While Christensen’s roadmap does include future plans for an oil refinery, the $2.3 billion Chinese-backed oil refinery slated for Preah Sihanouk and Kampot Provinces in 2015 is too much, too soon, he said.
“Before you consider a refinery, you have to consolidate your off-shore first, otherwise your economy will never work,” he said.
At the point of development where a “smaller’ refinery does make sense, Christensen says the next steps are to consider piping oil north to the nation’s capital, with benefits flowing on to smaller power plants being built in Cambodia’s provinces.
As wishful as his ideas may sound, they have backers, including Danish Ambassador to Cambodia Mikael Hemniti Winther.

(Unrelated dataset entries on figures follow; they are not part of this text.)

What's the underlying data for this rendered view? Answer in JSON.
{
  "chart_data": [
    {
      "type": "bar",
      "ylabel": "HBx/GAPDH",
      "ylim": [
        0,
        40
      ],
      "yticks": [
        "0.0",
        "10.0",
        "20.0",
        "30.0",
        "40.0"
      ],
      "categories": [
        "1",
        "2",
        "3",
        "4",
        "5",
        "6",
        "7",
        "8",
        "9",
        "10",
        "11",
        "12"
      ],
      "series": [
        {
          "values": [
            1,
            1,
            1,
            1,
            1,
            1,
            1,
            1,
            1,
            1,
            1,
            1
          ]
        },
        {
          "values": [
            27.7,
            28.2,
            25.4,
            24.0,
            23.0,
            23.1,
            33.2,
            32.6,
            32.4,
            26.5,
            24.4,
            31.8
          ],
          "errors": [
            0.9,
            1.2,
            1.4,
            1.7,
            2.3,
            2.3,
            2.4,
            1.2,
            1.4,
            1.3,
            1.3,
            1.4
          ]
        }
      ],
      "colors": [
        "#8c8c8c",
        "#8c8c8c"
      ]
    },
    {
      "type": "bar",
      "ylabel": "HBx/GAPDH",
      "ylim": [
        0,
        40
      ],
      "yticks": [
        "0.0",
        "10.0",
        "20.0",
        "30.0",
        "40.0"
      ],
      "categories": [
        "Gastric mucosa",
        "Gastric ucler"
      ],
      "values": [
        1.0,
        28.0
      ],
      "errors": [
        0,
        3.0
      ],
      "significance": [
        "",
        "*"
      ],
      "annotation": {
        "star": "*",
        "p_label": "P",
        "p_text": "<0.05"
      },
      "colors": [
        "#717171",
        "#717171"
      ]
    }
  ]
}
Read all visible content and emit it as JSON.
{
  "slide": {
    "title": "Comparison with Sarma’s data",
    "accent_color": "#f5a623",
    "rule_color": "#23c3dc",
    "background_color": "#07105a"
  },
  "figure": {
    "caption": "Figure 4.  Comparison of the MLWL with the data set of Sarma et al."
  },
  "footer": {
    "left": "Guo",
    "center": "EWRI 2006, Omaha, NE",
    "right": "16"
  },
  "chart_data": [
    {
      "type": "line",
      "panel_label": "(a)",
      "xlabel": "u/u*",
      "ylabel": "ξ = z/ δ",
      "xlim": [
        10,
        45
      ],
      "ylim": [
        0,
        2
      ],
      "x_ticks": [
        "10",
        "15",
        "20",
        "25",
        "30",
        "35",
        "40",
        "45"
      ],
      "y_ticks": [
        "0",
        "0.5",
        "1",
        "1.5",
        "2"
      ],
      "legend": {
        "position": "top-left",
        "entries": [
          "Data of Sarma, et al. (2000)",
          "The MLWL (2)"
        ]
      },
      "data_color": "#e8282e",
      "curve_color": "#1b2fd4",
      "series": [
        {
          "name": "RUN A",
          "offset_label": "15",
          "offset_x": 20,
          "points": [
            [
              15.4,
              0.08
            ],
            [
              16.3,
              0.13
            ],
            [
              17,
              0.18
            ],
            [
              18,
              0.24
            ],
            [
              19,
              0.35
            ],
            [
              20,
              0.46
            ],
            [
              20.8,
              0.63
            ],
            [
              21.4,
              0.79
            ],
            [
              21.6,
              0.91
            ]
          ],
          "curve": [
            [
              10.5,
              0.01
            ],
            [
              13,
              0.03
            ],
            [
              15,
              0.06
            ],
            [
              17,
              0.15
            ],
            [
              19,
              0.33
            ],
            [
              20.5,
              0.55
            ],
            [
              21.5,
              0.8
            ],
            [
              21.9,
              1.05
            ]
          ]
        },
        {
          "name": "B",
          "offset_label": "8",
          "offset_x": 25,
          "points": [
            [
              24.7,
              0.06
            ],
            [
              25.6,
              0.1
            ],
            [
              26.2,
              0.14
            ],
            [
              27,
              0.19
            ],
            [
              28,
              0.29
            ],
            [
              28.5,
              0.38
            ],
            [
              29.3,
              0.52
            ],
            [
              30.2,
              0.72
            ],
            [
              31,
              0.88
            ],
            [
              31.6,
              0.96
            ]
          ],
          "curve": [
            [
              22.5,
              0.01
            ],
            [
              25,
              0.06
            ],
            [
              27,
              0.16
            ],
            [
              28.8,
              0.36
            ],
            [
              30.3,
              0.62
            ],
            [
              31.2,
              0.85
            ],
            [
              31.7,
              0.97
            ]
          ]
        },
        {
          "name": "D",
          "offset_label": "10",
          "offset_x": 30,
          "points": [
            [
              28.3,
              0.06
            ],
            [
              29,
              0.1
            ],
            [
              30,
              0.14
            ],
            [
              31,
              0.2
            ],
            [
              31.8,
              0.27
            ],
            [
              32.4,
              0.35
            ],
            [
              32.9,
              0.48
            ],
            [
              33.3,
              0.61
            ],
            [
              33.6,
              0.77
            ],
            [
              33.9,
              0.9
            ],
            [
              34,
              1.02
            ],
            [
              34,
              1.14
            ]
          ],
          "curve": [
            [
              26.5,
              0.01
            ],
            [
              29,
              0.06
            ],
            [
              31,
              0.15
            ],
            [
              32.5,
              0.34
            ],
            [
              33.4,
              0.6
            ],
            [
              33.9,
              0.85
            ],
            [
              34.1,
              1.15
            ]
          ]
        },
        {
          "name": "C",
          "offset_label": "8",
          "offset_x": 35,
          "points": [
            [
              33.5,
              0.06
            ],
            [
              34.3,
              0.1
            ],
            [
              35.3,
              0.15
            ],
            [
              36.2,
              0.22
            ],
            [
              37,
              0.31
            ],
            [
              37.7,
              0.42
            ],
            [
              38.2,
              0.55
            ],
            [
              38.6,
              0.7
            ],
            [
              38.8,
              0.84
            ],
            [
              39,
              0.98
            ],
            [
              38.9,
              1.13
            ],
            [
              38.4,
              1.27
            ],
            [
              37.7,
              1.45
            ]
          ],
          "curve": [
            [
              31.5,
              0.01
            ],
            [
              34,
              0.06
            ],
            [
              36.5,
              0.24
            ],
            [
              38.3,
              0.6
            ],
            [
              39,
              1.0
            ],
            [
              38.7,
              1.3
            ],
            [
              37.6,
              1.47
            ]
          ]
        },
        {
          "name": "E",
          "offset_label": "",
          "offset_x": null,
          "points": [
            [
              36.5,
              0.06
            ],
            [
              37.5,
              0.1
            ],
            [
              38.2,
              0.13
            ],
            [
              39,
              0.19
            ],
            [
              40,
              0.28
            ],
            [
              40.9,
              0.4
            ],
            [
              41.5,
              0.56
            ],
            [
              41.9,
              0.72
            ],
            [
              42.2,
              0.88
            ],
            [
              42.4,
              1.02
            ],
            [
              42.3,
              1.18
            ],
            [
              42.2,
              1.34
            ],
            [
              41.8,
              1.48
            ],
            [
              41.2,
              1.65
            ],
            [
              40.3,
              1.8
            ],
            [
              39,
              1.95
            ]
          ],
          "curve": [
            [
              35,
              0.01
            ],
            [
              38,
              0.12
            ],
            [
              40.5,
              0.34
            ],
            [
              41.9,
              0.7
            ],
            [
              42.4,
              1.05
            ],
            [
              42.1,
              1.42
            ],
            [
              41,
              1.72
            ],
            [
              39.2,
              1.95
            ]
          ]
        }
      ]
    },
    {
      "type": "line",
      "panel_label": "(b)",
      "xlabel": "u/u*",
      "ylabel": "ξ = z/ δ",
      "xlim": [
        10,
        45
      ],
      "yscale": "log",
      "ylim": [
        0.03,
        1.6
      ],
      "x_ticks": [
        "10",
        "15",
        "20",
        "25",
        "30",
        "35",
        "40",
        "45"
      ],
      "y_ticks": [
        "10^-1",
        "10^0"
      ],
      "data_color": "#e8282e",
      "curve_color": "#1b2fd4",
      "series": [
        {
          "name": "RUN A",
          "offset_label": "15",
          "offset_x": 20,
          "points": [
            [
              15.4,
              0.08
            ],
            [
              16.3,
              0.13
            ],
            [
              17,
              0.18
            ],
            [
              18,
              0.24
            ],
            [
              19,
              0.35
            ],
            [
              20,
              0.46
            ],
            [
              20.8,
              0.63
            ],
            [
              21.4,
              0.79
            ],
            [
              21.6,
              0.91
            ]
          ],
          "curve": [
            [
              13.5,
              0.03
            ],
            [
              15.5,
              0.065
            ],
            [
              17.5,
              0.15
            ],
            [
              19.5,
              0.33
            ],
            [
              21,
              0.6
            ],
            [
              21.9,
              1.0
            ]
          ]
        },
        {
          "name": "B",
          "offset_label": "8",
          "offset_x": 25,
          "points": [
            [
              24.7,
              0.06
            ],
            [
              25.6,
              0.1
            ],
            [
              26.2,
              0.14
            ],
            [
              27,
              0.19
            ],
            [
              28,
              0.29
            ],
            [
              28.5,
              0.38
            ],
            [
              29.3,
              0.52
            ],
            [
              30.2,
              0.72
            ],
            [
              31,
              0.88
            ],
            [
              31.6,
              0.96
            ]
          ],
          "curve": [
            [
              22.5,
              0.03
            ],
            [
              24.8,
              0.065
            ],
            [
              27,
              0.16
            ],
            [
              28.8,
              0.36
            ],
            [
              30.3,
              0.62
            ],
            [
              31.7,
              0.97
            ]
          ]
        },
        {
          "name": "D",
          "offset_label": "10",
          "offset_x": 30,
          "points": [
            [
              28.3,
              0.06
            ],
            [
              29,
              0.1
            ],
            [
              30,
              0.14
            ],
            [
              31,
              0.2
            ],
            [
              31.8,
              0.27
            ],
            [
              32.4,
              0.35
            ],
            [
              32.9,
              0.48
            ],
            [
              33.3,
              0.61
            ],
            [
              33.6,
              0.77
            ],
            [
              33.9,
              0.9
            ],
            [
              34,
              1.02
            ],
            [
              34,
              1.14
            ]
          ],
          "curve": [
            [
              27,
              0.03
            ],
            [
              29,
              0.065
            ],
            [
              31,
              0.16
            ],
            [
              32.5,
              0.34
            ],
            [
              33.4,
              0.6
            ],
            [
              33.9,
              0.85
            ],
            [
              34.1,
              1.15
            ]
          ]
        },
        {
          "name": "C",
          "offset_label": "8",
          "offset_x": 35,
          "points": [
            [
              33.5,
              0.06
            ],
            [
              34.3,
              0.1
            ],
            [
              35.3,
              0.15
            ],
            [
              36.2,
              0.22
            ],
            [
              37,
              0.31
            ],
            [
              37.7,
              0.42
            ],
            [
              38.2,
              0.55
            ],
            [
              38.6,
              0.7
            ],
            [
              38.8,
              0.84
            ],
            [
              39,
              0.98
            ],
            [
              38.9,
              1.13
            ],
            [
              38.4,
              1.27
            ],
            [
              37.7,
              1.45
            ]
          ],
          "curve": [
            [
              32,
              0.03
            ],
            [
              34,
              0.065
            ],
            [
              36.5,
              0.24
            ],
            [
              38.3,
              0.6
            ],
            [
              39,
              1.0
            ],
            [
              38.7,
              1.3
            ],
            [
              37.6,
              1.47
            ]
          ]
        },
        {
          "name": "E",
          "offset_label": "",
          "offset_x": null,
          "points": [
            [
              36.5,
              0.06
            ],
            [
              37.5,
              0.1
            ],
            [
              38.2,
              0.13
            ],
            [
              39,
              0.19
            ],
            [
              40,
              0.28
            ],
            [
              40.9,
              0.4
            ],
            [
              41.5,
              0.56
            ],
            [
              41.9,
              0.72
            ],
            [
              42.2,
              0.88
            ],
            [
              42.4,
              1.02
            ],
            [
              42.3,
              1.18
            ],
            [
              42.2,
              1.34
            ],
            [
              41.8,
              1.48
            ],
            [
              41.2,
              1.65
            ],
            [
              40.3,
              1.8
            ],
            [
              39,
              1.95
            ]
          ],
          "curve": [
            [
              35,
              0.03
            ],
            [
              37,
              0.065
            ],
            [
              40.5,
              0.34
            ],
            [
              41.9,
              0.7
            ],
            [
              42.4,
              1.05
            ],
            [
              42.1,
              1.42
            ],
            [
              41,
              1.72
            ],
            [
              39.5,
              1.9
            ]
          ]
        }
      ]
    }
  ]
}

“It is something we have a lot of comparative advantage in, not in the big oil drilling, but we have the technology to support a lot of the processes ” Winther said, referring to Denmark’s success in the maritime industry and oil industry technology development.
Winther said that Danish companies offer a sustainable approach to development in Cambodia, citing Danish brewer Carlsberg, which partners with Angkor brewery, as one such example.
“They provide this high-quality input; they cooperate with partners; they do a lot of training of staff; they are here for the long haul,” he said.
Men Den, a spokesman for the Cambodia National Petroleum Authority, said that, while there’s potential in the Danish concept, more needs to be done to understand what the available options are for both economic development and environmental protection.
“This one depends on technology; we need to study the alternatives and consider which is best,” he said.
The storage facility is one link in Christensen’s breadth of interconnected ideas for the energy sector’s role in society. He also envisions a not-for-profit Danish technical training facility to support the educational requirements the industry demands, and an oil pipeline that would cut down on the need for transportation, taking trucks off the road and reducing road fatalities.